Throughout his tenure, Goldberg continually fine-tuned the funding opportunities offered through the UCHRI in order to nurture new directions in research while also meeting the evolving needs of UC faculty and graduate students and expanding the pool of grantees. Reflecting on Goldberg’s commitment to building the broadest possible community of humanities researchers, Wendy Brown shares that David “did not gesture toward ‘diversity, equity and inclusion,’ but went after it in a deep, substantive way. He brought scholars of color into UCHRI projects and made them feel at home in the institution. He had an international outlook and also made that fundamental to the institution. These things were transformational, both for HRI and as a model for humanities research.”

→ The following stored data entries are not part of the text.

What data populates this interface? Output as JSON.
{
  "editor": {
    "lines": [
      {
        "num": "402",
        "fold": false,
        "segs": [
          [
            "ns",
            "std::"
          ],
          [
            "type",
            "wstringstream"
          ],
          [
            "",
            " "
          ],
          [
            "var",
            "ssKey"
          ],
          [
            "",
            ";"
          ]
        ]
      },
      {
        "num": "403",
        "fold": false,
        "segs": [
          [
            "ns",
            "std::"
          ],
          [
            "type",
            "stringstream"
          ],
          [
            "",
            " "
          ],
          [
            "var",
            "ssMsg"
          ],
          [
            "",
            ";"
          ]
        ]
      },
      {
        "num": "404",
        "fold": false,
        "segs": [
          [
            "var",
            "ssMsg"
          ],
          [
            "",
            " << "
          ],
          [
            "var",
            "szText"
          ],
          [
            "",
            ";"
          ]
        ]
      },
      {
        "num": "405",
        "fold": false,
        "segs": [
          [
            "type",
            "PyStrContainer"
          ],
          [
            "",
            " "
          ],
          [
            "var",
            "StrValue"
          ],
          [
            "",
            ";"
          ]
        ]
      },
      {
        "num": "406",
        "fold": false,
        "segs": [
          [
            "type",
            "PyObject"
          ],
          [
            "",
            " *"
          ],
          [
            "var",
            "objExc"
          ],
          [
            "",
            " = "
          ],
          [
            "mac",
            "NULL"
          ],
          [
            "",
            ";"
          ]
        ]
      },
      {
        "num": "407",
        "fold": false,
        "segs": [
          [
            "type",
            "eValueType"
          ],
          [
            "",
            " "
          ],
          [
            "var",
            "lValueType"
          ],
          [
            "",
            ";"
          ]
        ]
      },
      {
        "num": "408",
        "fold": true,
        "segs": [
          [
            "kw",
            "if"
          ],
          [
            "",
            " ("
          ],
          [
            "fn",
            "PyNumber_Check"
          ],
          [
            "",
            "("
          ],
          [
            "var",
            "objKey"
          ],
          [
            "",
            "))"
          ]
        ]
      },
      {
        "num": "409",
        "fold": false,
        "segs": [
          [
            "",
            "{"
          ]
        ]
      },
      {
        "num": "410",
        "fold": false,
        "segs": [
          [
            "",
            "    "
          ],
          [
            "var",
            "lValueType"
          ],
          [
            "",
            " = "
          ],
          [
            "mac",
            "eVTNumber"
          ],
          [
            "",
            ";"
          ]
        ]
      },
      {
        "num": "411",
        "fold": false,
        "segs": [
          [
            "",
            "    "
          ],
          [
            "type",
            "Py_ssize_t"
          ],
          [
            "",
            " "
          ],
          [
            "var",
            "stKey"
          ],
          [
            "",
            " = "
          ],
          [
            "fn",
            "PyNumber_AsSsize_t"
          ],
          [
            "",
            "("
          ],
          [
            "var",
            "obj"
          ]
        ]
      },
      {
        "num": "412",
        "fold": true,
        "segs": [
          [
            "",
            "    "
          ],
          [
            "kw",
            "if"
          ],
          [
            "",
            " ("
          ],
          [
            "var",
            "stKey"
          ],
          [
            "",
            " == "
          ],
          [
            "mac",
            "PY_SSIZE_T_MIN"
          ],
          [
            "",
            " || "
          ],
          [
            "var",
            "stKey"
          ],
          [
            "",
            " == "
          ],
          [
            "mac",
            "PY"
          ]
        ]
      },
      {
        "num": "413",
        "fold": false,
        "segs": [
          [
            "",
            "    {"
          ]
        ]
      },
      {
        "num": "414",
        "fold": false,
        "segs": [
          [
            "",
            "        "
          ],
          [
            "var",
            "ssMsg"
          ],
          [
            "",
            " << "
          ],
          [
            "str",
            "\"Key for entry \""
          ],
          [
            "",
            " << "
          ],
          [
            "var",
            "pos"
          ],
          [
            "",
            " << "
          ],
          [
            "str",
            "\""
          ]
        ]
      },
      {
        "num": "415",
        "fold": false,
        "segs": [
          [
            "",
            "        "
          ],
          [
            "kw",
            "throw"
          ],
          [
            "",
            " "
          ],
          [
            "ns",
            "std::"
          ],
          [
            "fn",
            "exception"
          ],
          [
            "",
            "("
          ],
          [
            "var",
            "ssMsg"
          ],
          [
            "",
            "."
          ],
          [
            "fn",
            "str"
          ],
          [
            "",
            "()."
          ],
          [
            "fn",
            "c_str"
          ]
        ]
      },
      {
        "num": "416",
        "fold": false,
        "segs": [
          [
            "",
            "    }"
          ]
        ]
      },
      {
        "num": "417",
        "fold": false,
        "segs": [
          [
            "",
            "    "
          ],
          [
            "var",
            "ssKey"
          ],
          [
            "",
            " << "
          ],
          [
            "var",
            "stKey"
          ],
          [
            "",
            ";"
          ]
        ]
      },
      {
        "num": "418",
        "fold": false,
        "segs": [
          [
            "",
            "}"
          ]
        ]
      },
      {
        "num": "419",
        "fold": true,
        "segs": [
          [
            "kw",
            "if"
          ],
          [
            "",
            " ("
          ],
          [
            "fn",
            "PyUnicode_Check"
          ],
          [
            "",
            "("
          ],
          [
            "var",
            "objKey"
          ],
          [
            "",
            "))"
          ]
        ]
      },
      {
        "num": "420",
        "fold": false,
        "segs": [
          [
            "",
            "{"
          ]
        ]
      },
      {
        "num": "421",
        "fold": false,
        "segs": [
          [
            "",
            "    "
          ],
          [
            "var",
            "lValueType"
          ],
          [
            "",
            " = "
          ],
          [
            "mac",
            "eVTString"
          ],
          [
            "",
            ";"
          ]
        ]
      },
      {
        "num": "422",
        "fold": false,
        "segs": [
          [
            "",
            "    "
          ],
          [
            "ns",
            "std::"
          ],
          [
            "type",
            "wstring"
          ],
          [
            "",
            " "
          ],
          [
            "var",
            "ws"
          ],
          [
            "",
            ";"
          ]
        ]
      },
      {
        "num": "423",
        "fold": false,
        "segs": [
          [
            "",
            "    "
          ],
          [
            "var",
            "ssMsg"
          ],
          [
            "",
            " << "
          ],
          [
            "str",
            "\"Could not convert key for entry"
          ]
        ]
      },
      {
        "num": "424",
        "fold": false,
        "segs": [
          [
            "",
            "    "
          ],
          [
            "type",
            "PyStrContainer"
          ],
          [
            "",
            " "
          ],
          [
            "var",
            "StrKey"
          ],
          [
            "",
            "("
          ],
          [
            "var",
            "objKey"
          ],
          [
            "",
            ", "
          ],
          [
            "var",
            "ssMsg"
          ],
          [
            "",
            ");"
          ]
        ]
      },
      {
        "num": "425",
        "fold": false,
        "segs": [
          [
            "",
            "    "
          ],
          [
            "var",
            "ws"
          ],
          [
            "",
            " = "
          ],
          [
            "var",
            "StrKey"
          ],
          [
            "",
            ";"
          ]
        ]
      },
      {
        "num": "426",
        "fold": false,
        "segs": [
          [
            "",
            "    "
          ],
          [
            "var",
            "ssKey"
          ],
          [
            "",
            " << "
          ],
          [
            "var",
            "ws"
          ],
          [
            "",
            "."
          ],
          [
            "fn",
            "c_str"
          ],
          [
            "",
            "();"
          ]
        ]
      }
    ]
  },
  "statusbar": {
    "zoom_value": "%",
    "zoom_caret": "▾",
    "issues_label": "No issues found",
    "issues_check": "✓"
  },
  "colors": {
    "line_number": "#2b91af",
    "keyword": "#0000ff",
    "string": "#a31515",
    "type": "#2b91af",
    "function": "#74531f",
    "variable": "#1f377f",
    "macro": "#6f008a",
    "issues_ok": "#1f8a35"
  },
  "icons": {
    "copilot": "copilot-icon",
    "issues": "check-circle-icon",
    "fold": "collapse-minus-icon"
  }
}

Seeking new ways to connect diverse faculty from different campuses, Goldberg launched a grant stream called Faculty Working Groups. Melissa Wilcox (UCR), who convened a cohort on Queer and Trans Studies in Religion, notes that UCHRI funding “allowed us to dream bigger, to build not what was possible but what was right” (Foundry Interview). To further this kind of collaboration, we are increasing the funding for Faculty Working Groups and we are also making these grants renewable.
During his tenure at the UCHRI, Goldberg was always looking for new partners and platforms for public work. In 2019, Compose LA, billed as “a showcase of composers, musicians, and ideas,” held events across Los Angeles, in partnership with the LA Mayoral Office of Culture. Goldberg placed the series at “the interface of music, sound, culture, and ideas concerning the musical and the racial.” Featured artists included jazz flautist and composer Nicole Mitchell (formerly of UCI) collaborating with UCHRI Board member Josh Kun, Red Bull Music, and Kaleidoscope Chamber Ensemble as well as Vijay Gupta and Street Symphony.
As a grant writer and grantmaker, as a scholar and mentor, and as an institution builder, David Theo Goldberg continues to stretch the horizons of the humanities in California and on national and global stages (his next book, on the politics of Critical Race Theory, will appear in mid-2023). In the words of artist Isaac Julien (UCSC), Goldberg has “kept the critical part of the humanities alive.” Please join us in continuing that work.